Voice is Data: Rescuer of the Telecom Industry, if they Figure it Out

November 20, 2012
By: Doug Mohney

Over the past decade, the traditional telecommunications industry -- incumbent carriers focused on delivering voice -- have been bemoaning a continued decline in wireline services and voice minutes. The price on voice minutes has been steadily decreasing, be it a local call, long distance call or a conference bridge.   Phone (News - Alert) companies need to wake up to the fact that voice is data and there's money to be made in next-generation value-added services -- if they can get to that realization in time.

Large call centers figured out that voice is data a long time ago. Everyone is familiar with the "Calls may be monitored for quality assurance--" phrase.   Recorded calls -- and who knew Nixon would be ahead of his time -- provide a historical record of interactions. Call recording is standard operating procedure for regulatory compliance in the financial and healthcare industries.

 Once recorded onto a hard disk, a conversation can be translated from speech to text and indexed for searching and potential playback. Speech analytics -- the ability to analyze spoken interactions -- can be applied to a body of recorded calls to provide insights for improving sales and customer satisfaction. Closing a call -- sales or customer support --- faster and more efficient translates to saved time and for businesses, time is money.

A body of calls can also be mined for market research and competitive analysis trends on a much deeper level.   For example, some enterprises goes through contact center calls to look for instances where a customer calls up to cancel a service based upon a competitive offer.   Tied into caller ID and customer data, call center information can provide real-time trends based upon regional and demographic profiling.

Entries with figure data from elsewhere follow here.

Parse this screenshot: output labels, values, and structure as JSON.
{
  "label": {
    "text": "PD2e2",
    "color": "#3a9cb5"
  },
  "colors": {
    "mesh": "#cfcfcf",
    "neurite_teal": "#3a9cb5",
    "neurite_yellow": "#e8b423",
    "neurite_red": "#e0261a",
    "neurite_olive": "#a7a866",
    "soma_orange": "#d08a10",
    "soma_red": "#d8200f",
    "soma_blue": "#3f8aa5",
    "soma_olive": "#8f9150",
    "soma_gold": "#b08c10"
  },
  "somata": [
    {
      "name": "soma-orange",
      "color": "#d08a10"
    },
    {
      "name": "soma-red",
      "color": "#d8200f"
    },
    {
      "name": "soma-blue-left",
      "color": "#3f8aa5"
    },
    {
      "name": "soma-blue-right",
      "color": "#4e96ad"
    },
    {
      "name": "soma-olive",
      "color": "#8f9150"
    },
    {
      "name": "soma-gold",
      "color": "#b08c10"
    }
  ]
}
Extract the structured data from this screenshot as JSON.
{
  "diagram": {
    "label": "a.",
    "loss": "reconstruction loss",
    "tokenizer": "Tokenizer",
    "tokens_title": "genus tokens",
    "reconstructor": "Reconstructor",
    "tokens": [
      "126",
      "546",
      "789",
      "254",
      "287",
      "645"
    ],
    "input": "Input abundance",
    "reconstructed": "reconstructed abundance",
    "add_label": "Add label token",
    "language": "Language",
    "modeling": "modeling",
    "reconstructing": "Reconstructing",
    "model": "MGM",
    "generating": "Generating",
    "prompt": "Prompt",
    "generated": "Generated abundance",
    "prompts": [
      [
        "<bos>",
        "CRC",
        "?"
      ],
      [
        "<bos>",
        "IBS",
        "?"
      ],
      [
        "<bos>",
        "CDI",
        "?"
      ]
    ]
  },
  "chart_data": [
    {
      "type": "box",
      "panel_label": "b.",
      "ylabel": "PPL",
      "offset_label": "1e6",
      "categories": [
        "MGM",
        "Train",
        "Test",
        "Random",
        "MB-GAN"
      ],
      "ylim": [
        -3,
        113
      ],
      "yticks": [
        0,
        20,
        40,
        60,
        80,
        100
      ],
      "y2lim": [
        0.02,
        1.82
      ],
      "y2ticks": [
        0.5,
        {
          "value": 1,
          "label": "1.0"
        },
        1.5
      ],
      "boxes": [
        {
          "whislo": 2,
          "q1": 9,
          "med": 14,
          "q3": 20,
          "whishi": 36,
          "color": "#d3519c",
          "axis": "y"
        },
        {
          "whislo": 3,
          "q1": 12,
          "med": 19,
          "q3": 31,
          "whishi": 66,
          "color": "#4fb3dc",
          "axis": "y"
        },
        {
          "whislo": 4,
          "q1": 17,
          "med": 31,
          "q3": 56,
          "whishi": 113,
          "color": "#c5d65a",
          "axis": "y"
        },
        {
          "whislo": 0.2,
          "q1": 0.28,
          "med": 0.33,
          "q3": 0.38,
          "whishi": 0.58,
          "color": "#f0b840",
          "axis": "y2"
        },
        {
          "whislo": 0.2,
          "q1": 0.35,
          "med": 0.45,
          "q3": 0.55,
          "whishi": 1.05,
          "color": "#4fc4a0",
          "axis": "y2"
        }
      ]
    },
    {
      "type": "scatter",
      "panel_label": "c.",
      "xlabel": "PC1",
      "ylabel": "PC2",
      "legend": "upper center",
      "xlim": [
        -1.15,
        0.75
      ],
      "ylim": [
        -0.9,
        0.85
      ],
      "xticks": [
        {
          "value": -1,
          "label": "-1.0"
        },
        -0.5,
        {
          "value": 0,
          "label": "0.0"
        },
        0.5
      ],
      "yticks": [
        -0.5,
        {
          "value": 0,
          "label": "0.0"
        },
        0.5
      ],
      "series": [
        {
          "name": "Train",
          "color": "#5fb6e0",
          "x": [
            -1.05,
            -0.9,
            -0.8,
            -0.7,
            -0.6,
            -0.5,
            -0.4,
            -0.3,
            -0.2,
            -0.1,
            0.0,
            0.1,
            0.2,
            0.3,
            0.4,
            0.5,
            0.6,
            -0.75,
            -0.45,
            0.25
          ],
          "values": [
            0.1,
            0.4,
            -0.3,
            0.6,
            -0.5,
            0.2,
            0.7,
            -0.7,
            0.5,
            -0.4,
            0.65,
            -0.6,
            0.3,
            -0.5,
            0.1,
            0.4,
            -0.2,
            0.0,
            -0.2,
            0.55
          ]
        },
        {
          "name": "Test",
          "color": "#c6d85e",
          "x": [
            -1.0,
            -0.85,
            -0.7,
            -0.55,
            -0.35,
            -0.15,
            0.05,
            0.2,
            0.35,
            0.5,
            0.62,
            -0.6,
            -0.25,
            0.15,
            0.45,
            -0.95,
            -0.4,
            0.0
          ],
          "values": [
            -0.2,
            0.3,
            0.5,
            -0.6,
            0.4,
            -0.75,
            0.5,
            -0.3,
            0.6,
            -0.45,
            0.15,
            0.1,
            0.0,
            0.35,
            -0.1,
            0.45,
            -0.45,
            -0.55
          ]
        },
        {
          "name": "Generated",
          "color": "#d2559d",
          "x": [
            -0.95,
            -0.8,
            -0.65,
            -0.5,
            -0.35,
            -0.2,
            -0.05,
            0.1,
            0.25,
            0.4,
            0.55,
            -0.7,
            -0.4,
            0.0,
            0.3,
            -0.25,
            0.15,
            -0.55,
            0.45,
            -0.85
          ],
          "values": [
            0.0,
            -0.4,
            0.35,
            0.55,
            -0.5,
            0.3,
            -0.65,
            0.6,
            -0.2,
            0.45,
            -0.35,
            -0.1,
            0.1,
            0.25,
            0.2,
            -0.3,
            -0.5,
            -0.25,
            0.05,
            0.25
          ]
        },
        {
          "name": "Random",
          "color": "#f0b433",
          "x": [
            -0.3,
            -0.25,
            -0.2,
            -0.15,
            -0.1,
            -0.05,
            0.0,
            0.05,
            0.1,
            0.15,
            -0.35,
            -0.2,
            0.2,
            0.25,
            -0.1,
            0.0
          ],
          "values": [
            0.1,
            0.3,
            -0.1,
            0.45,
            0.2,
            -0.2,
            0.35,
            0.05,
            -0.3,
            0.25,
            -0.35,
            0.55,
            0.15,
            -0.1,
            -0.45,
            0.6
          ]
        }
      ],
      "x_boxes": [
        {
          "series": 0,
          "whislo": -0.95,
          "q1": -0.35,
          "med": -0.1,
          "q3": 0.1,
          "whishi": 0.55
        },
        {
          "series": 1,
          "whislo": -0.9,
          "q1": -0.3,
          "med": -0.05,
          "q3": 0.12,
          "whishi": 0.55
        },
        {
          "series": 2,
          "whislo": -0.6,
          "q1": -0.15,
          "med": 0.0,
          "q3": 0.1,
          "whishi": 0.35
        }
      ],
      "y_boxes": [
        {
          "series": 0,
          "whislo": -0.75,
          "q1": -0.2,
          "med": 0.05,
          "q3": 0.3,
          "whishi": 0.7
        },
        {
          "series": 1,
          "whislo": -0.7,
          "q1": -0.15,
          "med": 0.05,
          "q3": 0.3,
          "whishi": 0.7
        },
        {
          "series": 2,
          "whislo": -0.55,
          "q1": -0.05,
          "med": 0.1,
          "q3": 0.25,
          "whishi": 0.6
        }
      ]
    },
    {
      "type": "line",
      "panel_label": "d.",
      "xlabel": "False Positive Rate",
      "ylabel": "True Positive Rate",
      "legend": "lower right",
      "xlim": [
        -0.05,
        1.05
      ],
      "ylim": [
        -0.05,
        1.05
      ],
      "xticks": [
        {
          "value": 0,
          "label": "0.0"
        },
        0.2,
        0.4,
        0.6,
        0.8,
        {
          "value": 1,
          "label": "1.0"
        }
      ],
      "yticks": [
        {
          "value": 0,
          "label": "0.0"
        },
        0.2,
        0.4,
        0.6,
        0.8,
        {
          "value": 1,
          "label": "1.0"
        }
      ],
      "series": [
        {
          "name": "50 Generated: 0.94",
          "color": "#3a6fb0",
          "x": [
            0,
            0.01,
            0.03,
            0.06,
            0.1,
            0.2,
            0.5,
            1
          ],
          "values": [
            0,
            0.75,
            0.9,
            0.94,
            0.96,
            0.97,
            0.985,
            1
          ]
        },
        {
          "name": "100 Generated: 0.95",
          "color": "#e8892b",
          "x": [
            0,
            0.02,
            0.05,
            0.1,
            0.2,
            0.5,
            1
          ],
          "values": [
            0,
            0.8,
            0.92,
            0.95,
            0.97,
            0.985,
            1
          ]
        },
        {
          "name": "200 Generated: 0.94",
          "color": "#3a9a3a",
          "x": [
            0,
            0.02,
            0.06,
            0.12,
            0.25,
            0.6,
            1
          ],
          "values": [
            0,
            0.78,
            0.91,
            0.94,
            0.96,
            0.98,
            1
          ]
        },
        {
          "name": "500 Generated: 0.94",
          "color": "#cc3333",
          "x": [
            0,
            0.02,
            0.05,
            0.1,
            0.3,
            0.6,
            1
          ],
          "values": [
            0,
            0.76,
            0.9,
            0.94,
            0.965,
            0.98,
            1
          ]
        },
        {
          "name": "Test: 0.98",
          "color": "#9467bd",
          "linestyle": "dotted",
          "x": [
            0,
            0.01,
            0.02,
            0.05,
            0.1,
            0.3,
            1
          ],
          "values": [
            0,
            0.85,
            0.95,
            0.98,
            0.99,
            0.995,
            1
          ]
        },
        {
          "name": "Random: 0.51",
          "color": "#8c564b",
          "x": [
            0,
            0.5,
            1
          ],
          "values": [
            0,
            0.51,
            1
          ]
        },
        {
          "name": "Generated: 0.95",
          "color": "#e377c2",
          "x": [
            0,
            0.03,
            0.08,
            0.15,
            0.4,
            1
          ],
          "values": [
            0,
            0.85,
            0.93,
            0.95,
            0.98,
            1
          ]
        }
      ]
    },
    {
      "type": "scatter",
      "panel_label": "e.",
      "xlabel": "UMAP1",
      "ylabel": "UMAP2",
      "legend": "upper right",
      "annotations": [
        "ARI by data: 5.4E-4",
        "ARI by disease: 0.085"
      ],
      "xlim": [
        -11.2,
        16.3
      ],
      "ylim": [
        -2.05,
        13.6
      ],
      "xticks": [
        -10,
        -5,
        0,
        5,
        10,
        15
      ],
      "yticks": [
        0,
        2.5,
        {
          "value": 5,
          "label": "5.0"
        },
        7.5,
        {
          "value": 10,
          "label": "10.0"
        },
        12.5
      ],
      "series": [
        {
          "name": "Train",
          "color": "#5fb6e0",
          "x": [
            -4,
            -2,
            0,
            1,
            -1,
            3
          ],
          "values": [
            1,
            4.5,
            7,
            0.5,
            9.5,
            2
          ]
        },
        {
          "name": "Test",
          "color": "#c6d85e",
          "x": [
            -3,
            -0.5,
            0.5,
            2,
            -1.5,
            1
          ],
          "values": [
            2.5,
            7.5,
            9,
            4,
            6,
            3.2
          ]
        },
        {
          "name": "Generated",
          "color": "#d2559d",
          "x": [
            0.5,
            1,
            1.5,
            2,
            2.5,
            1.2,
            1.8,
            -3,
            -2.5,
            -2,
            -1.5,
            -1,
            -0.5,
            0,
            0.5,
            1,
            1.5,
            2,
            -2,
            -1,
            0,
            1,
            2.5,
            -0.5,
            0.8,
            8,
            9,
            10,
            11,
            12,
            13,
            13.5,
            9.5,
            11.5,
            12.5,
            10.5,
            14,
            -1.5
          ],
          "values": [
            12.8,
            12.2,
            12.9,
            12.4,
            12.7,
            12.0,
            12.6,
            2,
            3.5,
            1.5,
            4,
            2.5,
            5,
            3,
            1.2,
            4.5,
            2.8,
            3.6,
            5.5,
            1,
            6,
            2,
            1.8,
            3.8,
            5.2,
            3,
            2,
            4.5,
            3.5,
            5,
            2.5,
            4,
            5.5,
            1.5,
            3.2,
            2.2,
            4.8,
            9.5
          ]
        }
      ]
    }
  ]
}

Communications service providers, running the full gamut of incumbents, independents, and those cable guys, are in a unique position to provide recording and speech processing services as a Yet-Another-Cloud-Service offering to add incremental revenue as a first step. Forward-thinking service providers will end up acquiring speech analytics firms to cut out the middle man and influence feature development.

Another voice-as-data solutions that offers benefit to businesses is voice biometrics, the ability to authenticate a user with speech. Voice biometrics is being used by New Zealand government call centers and is being rolled out by the National Australian Bank (NAB).  Down Under, NAB says voice tech beats fingerprints hands down, with three times as many comparable data points and is expected to save the bank's customers a combine 15 million minutes a year.

The trump card incumbent carriers should have is in the ability to provide the best quality voice -- ergo, the best quality data into these processes. Incumbents should be able to provide metrics demonstrating that delivering a seamless "one throat to choke" solution provides performance advances in delivering voice-as-data solutions.

Adding to that trump card is the carrier's ability to add HD voice to improve data flowing into these processes. Reports from New Zealand indicate that using voice biometrics with mobile calls -- about 38 percent of inbound traffic -- are a challenge due to poorer quality and background noise.   HD voice provides a quality improvement solution and allows incumbent carriers to leverage advantages in delivering quality of service (QoS) in an end to end fashion.